Metadata-Version: 2.4
Name: indicflow
Version: 1.0.0
Summary: Analyse documents in Indian and Urdu languages using Gemini AI
Project-URL: Homepage, https://github.com/kraghavan/indicflow
Project-URL: Repository, https://github.com/kraghavan/indicflow
Project-URL: Issues, https://github.com/kraghavan/indicflow/issues
Author: Karthika Raghavan
License: MIT
License-File: LICENSE
Keywords: document-analysis,gemini,hindi,indic,nlp,ocr,pdf,tamil,telugu,translation,urdu
Classifier: Development Status :: 4 - Beta
Classifier: Intended Audience :: Developers
Classifier: Intended Audience :: Science/Research
Classifier: License :: OSI Approved :: MIT License
Classifier: Programming Language :: Python :: 3
Classifier: Programming Language :: Python :: 3.10
Classifier: Programming Language :: Python :: 3.11
Classifier: Programming Language :: Python :: 3.12
Classifier: Topic :: Scientific/Engineering :: Artificial Intelligence
Classifier: Topic :: Text Processing :: Linguistic
Requires-Python: >=3.10
Requires-Dist: google-genai>=1.0.0
Requires-Dist: pydantic>=2.0.0
Requires-Dist: pymupdf>=1.23.0
Requires-Dist: python-dotenv>=1.0.0
Provides-Extra: all
Requires-Dist: arabic-reshaper>=3.0.0; extra == 'all'
Requires-Dist: beautifulsoup4>=4.12.0; extra == 'all'
Requires-Dist: pytest-cov>=5.0.0; extra == 'all'
Requires-Dist: pytest>=8.0.0; extra == 'all'
Requires-Dist: python-bidi>=0.4.2; extra == 'all'
Requires-Dist: python-docx>=1.1.0; extra == 'all'
Requires-Dist: python-pptx>=0.6.23; extra == 'all'
Provides-Extra: dev
Requires-Dist: pytest-cov>=5.0.0; extra == 'dev'
Requires-Dist: pytest>=8.0.0; extra == 'dev'
Provides-Extra: docx
Requires-Dist: python-docx>=1.1.0; extra == 'docx'
Provides-Extra: html
Requires-Dist: beautifulsoup4>=4.12.0; extra == 'html'
Provides-Extra: pptx
Requires-Dist: python-pptx>=0.6.23; extra == 'pptx'
Provides-Extra: urdu
Requires-Dist: arabic-reshaper>=3.0.0; extra == 'urdu'
Requires-Dist: python-bidi>=0.4.2; extra == 'urdu'
Description-Content-Type: text/markdown

# 📄 indicflow

> Analyse documents in Indian and Urdu languages — extract, translate, and understand using Gemini AI

---

## Overview

indicflow is a single command-line tool with two modes:

**`--mode pipeline`** — Fast batch processing. Translates pages and flags keyword-relevant sections. Good for processing large folders of documents quickly.
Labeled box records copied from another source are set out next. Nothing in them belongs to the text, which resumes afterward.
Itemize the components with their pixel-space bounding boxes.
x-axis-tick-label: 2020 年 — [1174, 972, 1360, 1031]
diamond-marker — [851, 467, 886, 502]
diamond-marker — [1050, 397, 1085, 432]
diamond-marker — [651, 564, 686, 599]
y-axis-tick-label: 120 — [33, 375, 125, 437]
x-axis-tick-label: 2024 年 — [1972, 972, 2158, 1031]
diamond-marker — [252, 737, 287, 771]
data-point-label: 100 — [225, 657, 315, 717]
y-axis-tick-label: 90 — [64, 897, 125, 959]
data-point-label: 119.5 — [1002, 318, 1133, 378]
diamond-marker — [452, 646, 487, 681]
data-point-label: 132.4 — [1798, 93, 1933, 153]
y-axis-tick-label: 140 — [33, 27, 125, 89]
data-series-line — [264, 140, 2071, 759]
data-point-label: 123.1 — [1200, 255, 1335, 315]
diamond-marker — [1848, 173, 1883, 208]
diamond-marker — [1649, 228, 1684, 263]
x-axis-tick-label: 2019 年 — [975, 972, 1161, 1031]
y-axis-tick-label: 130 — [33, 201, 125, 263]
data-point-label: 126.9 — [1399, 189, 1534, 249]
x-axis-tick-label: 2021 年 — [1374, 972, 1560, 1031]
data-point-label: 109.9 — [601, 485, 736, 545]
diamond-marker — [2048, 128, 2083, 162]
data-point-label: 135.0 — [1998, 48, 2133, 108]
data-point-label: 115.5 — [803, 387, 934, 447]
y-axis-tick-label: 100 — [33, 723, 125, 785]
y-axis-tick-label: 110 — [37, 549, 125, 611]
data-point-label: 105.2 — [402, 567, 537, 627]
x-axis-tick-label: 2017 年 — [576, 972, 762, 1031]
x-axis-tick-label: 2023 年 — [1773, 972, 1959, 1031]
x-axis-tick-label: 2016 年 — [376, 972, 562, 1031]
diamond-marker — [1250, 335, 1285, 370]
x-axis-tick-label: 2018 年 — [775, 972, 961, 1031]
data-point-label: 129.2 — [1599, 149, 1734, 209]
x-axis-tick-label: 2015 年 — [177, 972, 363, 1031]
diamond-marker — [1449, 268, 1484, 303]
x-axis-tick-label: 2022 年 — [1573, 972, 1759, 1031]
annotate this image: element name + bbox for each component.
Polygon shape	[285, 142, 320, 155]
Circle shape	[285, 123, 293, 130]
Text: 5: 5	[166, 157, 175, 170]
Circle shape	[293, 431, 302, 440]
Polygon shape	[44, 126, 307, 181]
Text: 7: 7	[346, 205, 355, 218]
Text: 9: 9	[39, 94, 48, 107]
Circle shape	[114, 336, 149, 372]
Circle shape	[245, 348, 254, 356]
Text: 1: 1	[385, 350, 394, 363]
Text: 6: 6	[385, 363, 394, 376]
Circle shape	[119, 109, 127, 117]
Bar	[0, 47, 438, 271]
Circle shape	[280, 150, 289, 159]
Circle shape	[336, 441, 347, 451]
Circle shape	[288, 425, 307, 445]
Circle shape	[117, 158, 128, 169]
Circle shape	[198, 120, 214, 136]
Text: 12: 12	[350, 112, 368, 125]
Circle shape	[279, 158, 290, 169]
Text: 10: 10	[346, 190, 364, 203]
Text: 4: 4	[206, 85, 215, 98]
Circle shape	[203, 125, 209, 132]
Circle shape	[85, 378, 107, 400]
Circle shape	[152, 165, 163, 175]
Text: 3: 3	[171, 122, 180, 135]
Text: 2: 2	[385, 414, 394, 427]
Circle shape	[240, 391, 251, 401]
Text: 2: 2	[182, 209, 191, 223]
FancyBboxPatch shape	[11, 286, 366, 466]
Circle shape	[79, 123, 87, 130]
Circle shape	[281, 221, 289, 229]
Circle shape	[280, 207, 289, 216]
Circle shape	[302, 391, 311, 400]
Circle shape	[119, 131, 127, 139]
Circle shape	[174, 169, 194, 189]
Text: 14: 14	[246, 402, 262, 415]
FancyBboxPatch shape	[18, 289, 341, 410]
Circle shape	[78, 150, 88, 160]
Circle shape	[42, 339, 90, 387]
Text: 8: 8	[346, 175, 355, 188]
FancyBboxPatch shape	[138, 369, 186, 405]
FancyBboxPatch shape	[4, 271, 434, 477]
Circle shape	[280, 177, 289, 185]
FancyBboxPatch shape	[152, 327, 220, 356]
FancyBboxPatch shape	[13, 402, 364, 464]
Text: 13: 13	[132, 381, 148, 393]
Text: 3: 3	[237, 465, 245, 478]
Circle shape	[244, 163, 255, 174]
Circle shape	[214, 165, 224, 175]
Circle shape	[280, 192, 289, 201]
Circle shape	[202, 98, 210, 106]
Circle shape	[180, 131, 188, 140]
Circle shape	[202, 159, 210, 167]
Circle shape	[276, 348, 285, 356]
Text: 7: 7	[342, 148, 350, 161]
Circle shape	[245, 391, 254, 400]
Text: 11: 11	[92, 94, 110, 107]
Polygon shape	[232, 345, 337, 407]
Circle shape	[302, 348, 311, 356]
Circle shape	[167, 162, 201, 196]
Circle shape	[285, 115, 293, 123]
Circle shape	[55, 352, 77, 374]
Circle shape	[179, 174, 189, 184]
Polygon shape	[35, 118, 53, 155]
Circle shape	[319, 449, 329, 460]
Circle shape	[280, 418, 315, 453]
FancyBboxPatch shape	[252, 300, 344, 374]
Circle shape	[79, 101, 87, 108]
**`--mode deep`** — In-depth single document analysis. Builds a word frequency table, enriches it with English translations, auto-selects the most meaningful nouns as keywords, and builds rich per-keyword context for every page those words appear on. Good for understanding an unfamiliar document or detecting bias and topic patterns.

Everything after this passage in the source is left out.